Tottenham pips United, Newcastle in signing Antonio Conte
By Trent Nelson
While Antonio Conte is a big target across the Premier League, it appears that Tottenham are now poised to sign the Italian. We’ve heard that before.
It appeared to have been a done deal this past summer but the entire deal fell through when Conte reportedly got cold feet about joining the north London side. Now though, it appears that Tottenham have no other choice but to give the Italian boss whatever he likes. Spurs have had a terrible start to the year and Nuno Espirito Santo is long gone. The deal is reportedly done.
I do not necessarily believe Nuno was given the best chance to succeed, nor that he was given enough time to do so either, but that is neither here nor there at this point.
And so, even as it appeared rather recently that two other teams were close to hiring Conte (Newcastle United, with the Saudi PiF now owning the club, and Manchester United, with a woefully inconsistent superteam led by Ole Gunnar Solskjaer), both are now out of luck.
Conte: A man who wants control, and will leave if he doesn’t have it
It is not easy to tell who made out worse in this whole deal. Nuno is an easy target, but beyond that, I’d say Manchester United may have missed an opportunity since it doesn’t appear that Ole Gunnar Solskjaer will be able to turn this Red Devils side around, even after a convincing victory over the weekend against Tottenham. Spurs are no reliable barometer right now to judge another team’s success, as they have been a right mess.
Newcastle United, meanwhile, will have their pick of just about anyone willing to work for a team owned by a regime that consistently violates human rights. As for who that might be now that Conte is unavailable, remains to be seen. Names like Jose Mourinho, Arsene Wenger, Ronald Koeman, Zinedine Zidane, Andrea Pirlo, and others will continue to surface until the vacancy is resolved, but only time will tell.

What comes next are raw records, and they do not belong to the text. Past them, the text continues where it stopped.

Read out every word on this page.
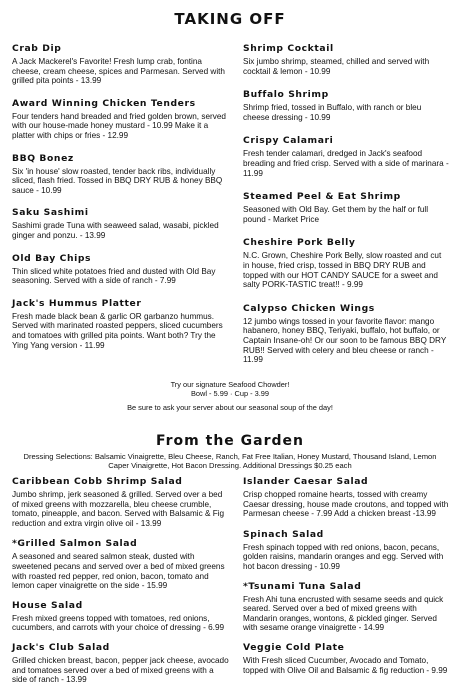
TAKING OFF
Crab Dip
A Jack Mackerel's Favorite! Fresh lump crab, fontina cheese, cream cheese, spices and Parmesan. Served with grilled pita points - 13.99
Award Winning Chicken Tenders
Four tenders hand breaded and fried golden brown, served with our house-made honey mustard - 10.99 Make it a platter with chips or fries - 12.99
BBQ Bonez
Six 'in house' slow roasted, tender back ribs, individually sliced, flash fried. Tossed in BBQ DRY RUB & honey BBQ sauce - 10.99
Saku Sashimi
Sashimi grade Tuna with seaweed salad, wasabi, pickled ginger and ponzu. - 13.99
Old Bay Chips
Thin sliced white potatoes fried and dusted with Old Bay seasoning. Served with a side of ranch - 7.99
Jack's Hummus Platter
Fresh made black bean & garlic OR garbanzo hummus. Served with marinated roasted peppers, sliced cucumbers and tomatoes with grilled pita points. Want both? Try the Ying Yang version - 11.99
Shrimp Cocktail
Six jumbo shrimp, steamed, chilled and served with cocktail & lemon - 10.99
Buffalo Shrimp
Shrimp fried, tossed in Buffalo, with ranch or bleu cheese dressing - 10.99
Crispy Calamari
Fresh tender calamari, dredged in Jack's seafood breading and fried crisp. Served with a side of marinara - 11.99
Steamed Peel & Eat Shrimp
Seasoned with Old Bay. Get them by the half or full pound - Market Price
Cheshire Pork Belly
N.C. Grown, Cheshire Pork Belly, slow roasted and cut in house, fried crisp, tossed in BBQ DRY RUB and topped with our HOT CANDY SAUCE for a sweet and salty PORK-TASTIC treat!! - 9.99
Calypso Chicken Wings
12 jumbo wings tossed in your favorite flavor: mango habanero, honey BBQ, Teriyaki, buffalo, hot buffalo, or Captain Insane-oh! Or our soon to be famous BBQ DRY RUB!! Served with celery and bleu cheese or ranch - 11.99
Try our signature Seafood Chowder!
Bowl - 5.99 · Cup - 3.99
Be sure to ask your server about our seasonal soup of the day!
From the Garden
Dressing Selections: Balsamic Vinaigrette, Bleu Cheese, Ranch, Fat Free Italian, Honey Mustard, Thousand Island, Lemon Caper Vinaigrette, Hot Bacon Dressing. Additional Dressings $0.25 each
Caribbean Cobb Shrimp Salad
Jumbo shrimp, jerk seasoned & grilled. Served over a bed of mixed greens with mozzarella, bleu cheese crumble, tomato, pineapple, and bacon. Served with Balsamic & Fig reduction and extra virgin olive oil - 13.99
*Grilled Salmon Salad
A seasoned and seared salmon steak, dusted with sweetened pecans and served over a bed of mixed greens with roasted red pepper, red onion, bacon, tomato and lemon caper vinaigrette on the side - 15.99
House Salad
Fresh mixed greens topped with tomatoes, red onions, cucumbers, and carrots with your choice of dressing - 6.99
Jack's Club Salad
Grilled chicken breast, bacon, pepper jack cheese, avocado and tomatoes served over a bed of mixed greens with a side of ranch - 13.99
Islander Caesar Salad
Crisp chopped romaine hearts, tossed with creamy Caesar dressing, house made croutons, and topped with Parmesan cheese - 7.99 Add a chicken breast -13.99
Spinach Salad
Fresh spinach topped with red onions, bacon, pecans, golden raisins, mandarin oranges and egg. Served with hot bacon dressing - 10.99
*Tsunami Tuna Salad
Fresh Ahi tuna encrusted with sesame seeds and quick seared. Served over a bed of mixed greens with Mandarin oranges, wontons, & pickled ginger. Served with sesame orange vinaigrette - 14.99
Veggie Cold Plate
With Fresh sliced Cucumber, Avocado and Tomato, topped with Olive Oil and Balsamic & fig reduction - 9.99
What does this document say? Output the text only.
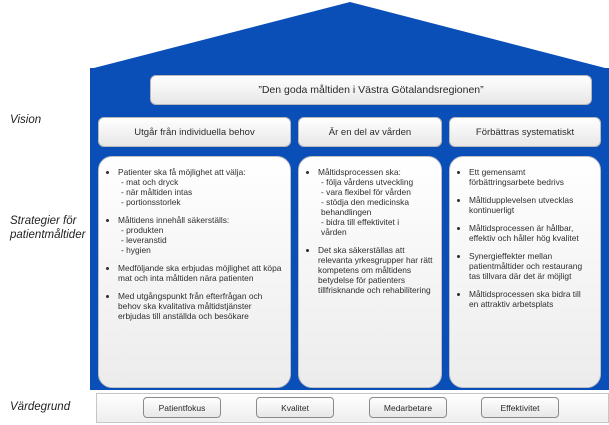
”Den goda måltiden i Västra Götalandsregionen”
Utgår från individuella behov	Är en del av vården	Förbättras systematiskt
• Patienter ska få möjlighet att välja:
- mat och dryck
- när måltiden intas
- portionsstorlek
• Måltidens innehåll säkerställs:
- produkten
- leveranstid
- hygien
• Medföljande ska erbjudas möjlighet att köpa mat och inta måltiden nära patienten
• Med utgångspunkt från efterfrågan och behov ska kvalitativa måltidstjänster erbjudas till anställda och besökare
• Måltidsprocessen ska:
- följa vårdens utveckling
- vara flexibel för vården
- stödja den medicinska
behandlingen
- bidra till effektivitet i
vården
• Det ska säkerställas att relevanta yrkesgrupper har rätt kompetens om måltidens betydelse för patienters tillfrisknande och rehabilitering
• Ett gemensamt förbättringsarbete bedrivs
• Måltidupplevelsen utvecklas kontinuerligt
• Måltidsprocessen är hållbar, effektiv och håller hög kvalitet
• Synergieffekter mellan patientmåltider och restaurang tas tillvara där det är möjligt
• Måltidsprocessen ska bidra till en attraktiv arbetsplats
Patientfokus	Kvalitet	Medarbetare	Effektivitet
Vision
Strategier för
patientmåltider
Värdegrund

Yet as for Tottenham, what can be said about this new hire? Since the sacking of Mauricio Pochettino, fate has been unkind to Spurs, as though in rebuttal to the choice to fire the Argentine in the first instance. In any event, however, it is worth wondering how Conte will do in this new role in north London?
Antonio Conte does not mess around. He wanted to control and develop Inter Milan, and when he continued to receive pushback from ownership and management, he left. He has won so many trophies and glories as coach and a player, that he is concerned at this point with his art and how that creation comes about more desperately than ever before.

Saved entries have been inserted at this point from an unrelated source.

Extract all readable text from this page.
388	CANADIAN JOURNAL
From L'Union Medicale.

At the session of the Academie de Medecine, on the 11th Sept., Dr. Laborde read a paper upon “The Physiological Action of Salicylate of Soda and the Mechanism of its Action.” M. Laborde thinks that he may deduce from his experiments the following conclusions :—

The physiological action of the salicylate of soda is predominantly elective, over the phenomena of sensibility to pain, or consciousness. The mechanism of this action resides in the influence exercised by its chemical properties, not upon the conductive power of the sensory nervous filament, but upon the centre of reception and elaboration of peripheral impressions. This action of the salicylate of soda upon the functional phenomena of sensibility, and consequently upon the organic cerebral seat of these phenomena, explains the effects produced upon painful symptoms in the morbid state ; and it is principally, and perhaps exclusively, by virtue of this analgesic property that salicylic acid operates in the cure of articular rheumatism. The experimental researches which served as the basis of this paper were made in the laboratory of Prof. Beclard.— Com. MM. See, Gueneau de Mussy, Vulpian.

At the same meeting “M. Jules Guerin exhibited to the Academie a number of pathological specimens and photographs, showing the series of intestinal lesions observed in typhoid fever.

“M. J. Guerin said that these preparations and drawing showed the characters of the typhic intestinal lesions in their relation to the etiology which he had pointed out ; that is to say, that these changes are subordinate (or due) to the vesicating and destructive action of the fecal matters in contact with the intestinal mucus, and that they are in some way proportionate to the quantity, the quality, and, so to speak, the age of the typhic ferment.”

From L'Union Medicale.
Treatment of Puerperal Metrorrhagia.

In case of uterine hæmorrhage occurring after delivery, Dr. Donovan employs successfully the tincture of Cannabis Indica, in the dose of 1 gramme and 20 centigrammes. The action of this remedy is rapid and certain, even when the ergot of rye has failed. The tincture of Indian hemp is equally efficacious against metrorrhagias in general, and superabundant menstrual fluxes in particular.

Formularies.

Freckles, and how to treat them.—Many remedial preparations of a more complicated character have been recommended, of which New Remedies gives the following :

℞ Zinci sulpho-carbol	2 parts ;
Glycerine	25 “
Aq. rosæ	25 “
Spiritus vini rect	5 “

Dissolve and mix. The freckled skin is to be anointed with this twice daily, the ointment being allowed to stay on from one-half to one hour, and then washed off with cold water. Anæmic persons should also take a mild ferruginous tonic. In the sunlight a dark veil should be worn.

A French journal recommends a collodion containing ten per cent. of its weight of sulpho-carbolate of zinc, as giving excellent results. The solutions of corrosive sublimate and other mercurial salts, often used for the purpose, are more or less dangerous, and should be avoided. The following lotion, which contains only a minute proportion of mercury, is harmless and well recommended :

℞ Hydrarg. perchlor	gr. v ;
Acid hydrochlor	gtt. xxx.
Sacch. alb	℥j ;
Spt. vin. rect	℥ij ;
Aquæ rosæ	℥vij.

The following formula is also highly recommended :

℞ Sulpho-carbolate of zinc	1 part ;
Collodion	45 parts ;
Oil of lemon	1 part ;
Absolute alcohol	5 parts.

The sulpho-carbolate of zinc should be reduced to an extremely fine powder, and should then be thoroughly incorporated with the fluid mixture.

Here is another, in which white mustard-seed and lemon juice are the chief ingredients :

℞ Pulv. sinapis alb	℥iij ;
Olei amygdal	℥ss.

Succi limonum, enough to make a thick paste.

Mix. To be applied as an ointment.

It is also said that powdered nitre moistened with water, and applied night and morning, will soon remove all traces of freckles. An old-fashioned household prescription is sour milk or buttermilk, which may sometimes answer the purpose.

Now that it appears he will have that control in London, Conte will go about reorganizing and readdressing his team across each position and every level of the outfit. He is not one to cut corners, and has been known to display obsessive attention to his team’s work rate and positioning on the pitch.
For a team that has looked without much organization or idea this season – apart from the first three matches – this will be a really positive step forward for the club. When they meet Arsenal again, I can imagine it will be a tougher affair than the first one that the Gunners easily took from Spurs. But Tottenham are looking for more than wins against Arsenal; they need a trophy, having not gotten one in decades. Pochettino came close, and when there was a lull in his team’s form, he was sacked faster than most anyone believed.

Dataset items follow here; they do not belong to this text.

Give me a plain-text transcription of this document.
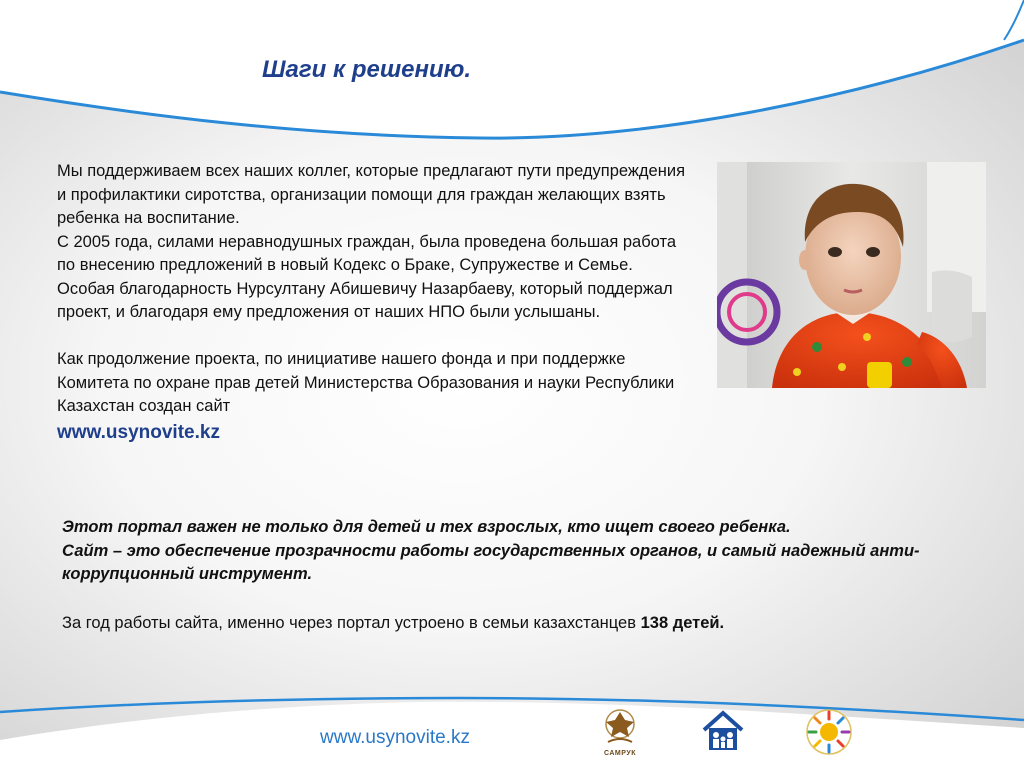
Шаги к решению.

Мы поддерживаем всех наших коллег, которые предлагают пути предупреждения и профилактики сиротства, организации помощи для граждан желающих взять ребенка на воспитание.

С 2005 года, силами неравнодушных граждан, была проведена большая работа по внесению предложений в новый Кодекс о Браке, Супружестве и Семье.

Особая благодарность Нурсултану Абишевичу Назарбаеву, который поддержал проект, и благодаря ему предложения от наших НПО были услышаны.

Как продолжение проекта, по инициативе нашего фонда и при поддержке Комитета по охране прав детей Министерства Образования и науки Республики Казахстан создан сайт

www.usynovite.kz

Этот портал важен не только для детей и тех взрослых, кто ищет своего ребенка.

Сайт – это обеспечение прозрачности работы государственных органов, и самый надежный анти-коррупционный инструмент.

За год работы сайта, именно через портал устроено в семьи казахстанцев 138 детей.
www.usynovite.kz
САМРУК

Conte must be trusted more than any of the last coaches Daniel Levy and Tottenham have entrusted their club with, as over the last three permanent bosses, of whom all have varyingly positive CV’s, there was no real time for any development or innovation to occur for those managers. It is easy to blame bosses for not getting the results that the supporters want, but if the managers cannot form their clubs like they need to, then they aren’t really being given much of a chance in the final analysis.
Conte can organize, develop, innovate and win both matches and trophies. If Tottenham keep their hands off of him and the squad, they will likely break their streak of trophyless football in the near future. But should they fall prey to the desire to tinker and get someone new in after just months, then it will be same old Spurs for supporters and opposition alike.